Originating from African forests, Zika virus (ZIKV) has now emerged worldwide in urbanized areas, mainly transmitted by Aedes aegypti mosquitoes. Although Aedes albopictus can transmit ZIKV experimentally and was suspected to be a ZIKV vector in Central Africa, the potential of this species to sustain virus transmission was yet to be uncovered until the end of 2019, when several autochthonous transmissions of the virus vectored by Ae. albopictus occurred in France. Aside from these few locally acquired ZIKV infections, most territories colonized by Ae. albopictus have been spared so far. The risk level of ZIKV emergence in these areas remains however an open question. To assess Ae. albopictus’ vector potential for ZIKV and identify key virus outbreak predictors, we built a complete framework using the complementary combination of (i) dose-dependent experimental Ae. albopictus exposure to ZIKV followed by time-dependent assessment of infection and systemic infection rates, (ii) modeling of intra-human ZIKV viremia dynamics, and (iii) in silico epidemiological simulations using an Agent-Based Model. The highest risk of transmission occurred during the pre-symptomatic stage of the disease, at the peak of viremia. At this dose, mosquito infection probability was estimated to be 20%, and 21 days were required to reach the median systemic infection rates. Mosquito population origin, either temperate or tropical, had no impact on infection rates or intra-host virus dynamic. Despite these unfavorable characteristics for transmission, Ae. albopictus was still able to trigger and yield large outbreaks in a simulated environment in the presence of sufficiently high mosquito biting rates. Our results reveal a low but existing epidemic potential of Ae. albopictus for ZIKV, that might explain the absence of large scale ZIKV epidemics so far in territories occupied only by Ae. albopictus. They nevertheless support active surveillance and eradication programs in these territories to maintain the risk of emergence to a low level.
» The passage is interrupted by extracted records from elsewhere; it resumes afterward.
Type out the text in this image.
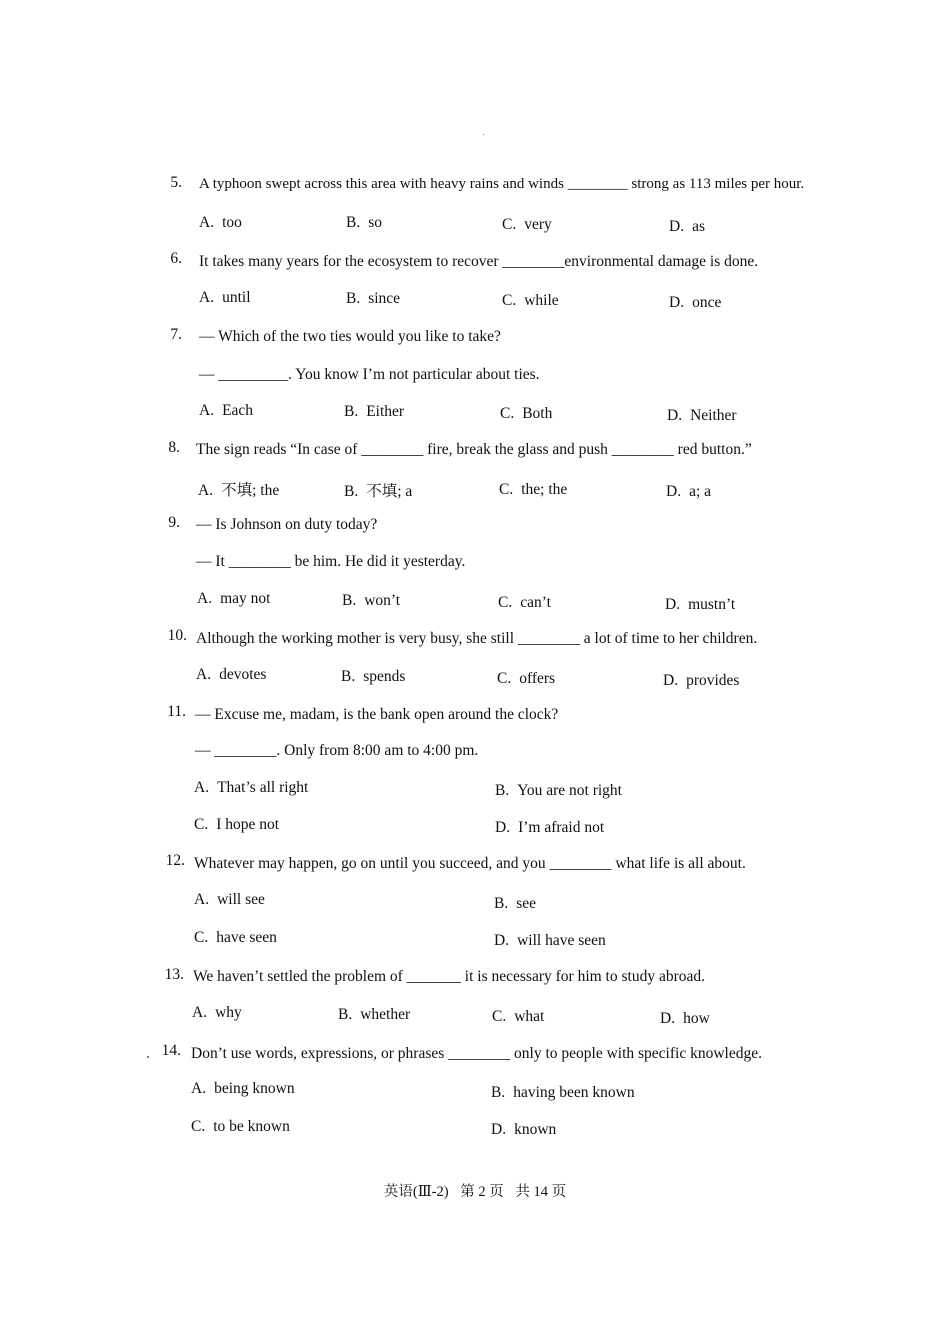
5. A typhoon swept across this area with heavy rains and winds ________ strong as 113 miles per hour.
A. too	B. so	C. very	D. as
6. It takes many years for the ecosystem to recover ________environmental damage is done.
A. until	B. since	C. while	D. once
7. — Which of the two ties would you like to take?
— _________. You know I’m not particular about ties.
A. Each	B. Either	C. Both	D. Neither
8. The sign reads “In case of ________ fire, break the glass and push ________ red button.”
A. 不填; the	B. 不填; a	C. the; the	D. a; a
9. — Is Johnson on duty today?
— It ________ be him. He did it yesterday.
A. may not	B. won’t	C. can’t	D. mustn’t
10. Although the working mother is very busy, she still ________ a lot of time to her children.
A. devotes	B. spends	C. offers	D. provides
11. — Excuse me, madam, is the bank open around the clock?
— ________. Only from 8:00 am to 4:00 pm.
A. That’s all right	B. You are not right
C. I hope not	D. I’m afraid not
12. Whatever may happen, go on until you succeed, and you ________ what life is all about.
A. will see	B. see
C. have seen	D. will have seen
13. We haven’t settled the problem of _______ it is necessary for him to study abroad.
A. why	B. whether	C. what	D. how
14. Don’t use words, expressions, or phrases ________ only to people with specific knowledge.
A. being known	B. having been known
C. to be known	D. known
英语(Ⅲ-2) 第 2 页 共 14 页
Zika virus (ZIKV) has emerged worldwide and triggered large outbreaks in human populations. While the yellow fever mosquito Aedes aegypti is considered the primary vector of ZIKV, the Asian tiger mosquito Aedes albopictus has been shown experimentally to transmit the virus and has been involved in a few autochthonous transmission in France in 2019. Here, we provide a comprehensive study on the ability of Ae. albopictus mosquitoes to transmit ZIKV by considering the within-host dynamics of ZIKV infection in humans and its impact on both mosquito infection probability and time to mosquito infectiousness. These empirical data were then leveraged by in silico simulations to embed them into their epidemiological context. Our study reveals a low but existing epidemic potential of Ae. albopictus for ZIKV, whatever their tropical or temperate origins. We identified mosquito density as a predictor for ZIKV outbreak occurrence when vectored by Ae. albopictus. Our findings help to explain the absence of large scale ZIKV epidemics in territories occupied by Ae. albopictus but call for active surveillance and eradication programs to maintain the risk of emergence to a low level.